For his inaugural solo exhibition in Beijing, curated by Abby Chen, Lam presented objects, sketches, paintings, installation works and two videos. For any Hong Kong artist exhibiting in mainland China, it is hard to resist the temptation to interpret every work in the light of one country, two systems and the surrounding questions of independence and democracy. However, Lam’s work also invites some very personal, autobiographical readings. For example, among his latest works in the show is Back and Front (2017), an image of a donkey cut in half and looking downcast. This could be a commentary on the current sociopolitical situation or an allusion to the artist’s personal feelings about periods of distance and separation from Hong Kong.

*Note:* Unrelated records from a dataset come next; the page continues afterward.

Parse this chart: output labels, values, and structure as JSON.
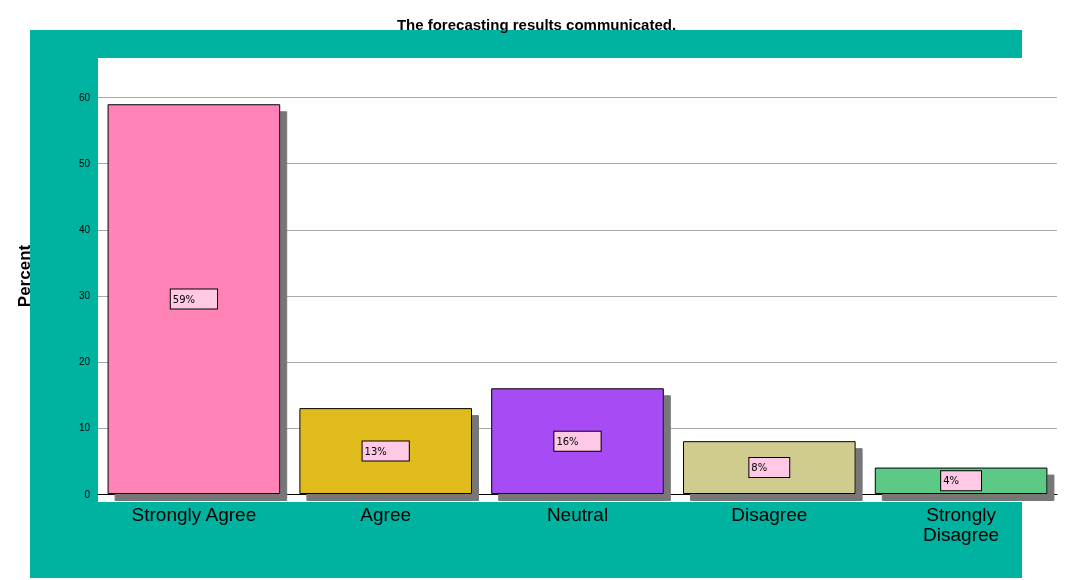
{
  "chart_data": {
    "type": "bar",
    "title": "The forecasting results communicated.",
    "ylabel": "Percent",
    "categories": [
      "Strongly Agree",
      "Agree",
      "Neutral",
      "Disagree",
      "Strongly\nDisagree"
    ],
    "values": [
      59,
      13,
      16,
      8,
      4
    ],
    "value_labels": [
      "59%",
      "13%",
      "16%",
      "8%",
      "4%"
    ],
    "colors": [
      "#ff83b6",
      "#e0bb1e",
      "#a74cf4",
      "#d0cb8e",
      "#5bc986"
    ],
    "ylim": [
      0,
      66
    ],
    "yticks": [
      0,
      10,
      20,
      30,
      40,
      50,
      60
    ],
    "grid": "y"
  }
}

Diary 20150605 (2017), a note from his travel journal that has been enlarged on canvas, continues this theme by repeating the words “away”, “hometown” and “home”, and contemplating his absence from his native Hong Kong, a very private source of fragmentation. Slogan from Fragmentation (1) (2017), where the written word again features prominently, in the form of two short, hand-written lines on the far wall of the gallery, “哪有大歷史/都是個人小事” (“No grand history. All are personal trivialities”), also allows for a dual reading. Rejecting the grand narrative and sweeping generalisations that history books give us, Lam suggests that small, personal, almost indiscernible actions in fact make up our history. He discards the one-dimensional view that geography and nationality are the sole determinants of a nation’s history. In his view, life is far more complicated when integrated with personal stories. Another recent work, Pray (2017), in a corner of the gallery, is an image of a headless figure with bound feet, facing the wall. According to the artist it is symbolic of forgiveness and hope, two qualities he believes to be essential in our time.
In the past, commenting on the differences between conditions for artists in Beijing and Hong Kong, Lam has mentioned the issue of working space. Hong Kong artists have always had to content themselves with much smaller studios and this is often reflected in the scale of their works. In The Outlook Is Still Positive (2013) Lam creates a powerful miniature work with a few simple objects: a tiny, swimsuit-clad plastic figure seated in front of two old four fen (0.04 yuan) stamps depicting an idyllic Hainan beach scene complete with palm trees. The slogan “the outlook is still positive” (景仍看俏) appears under the figure in a see-through USB stick case. Lam challenges the audience to contemplate, despite all that is going on in our world and our personal lives, whether the outlook is still positive or not.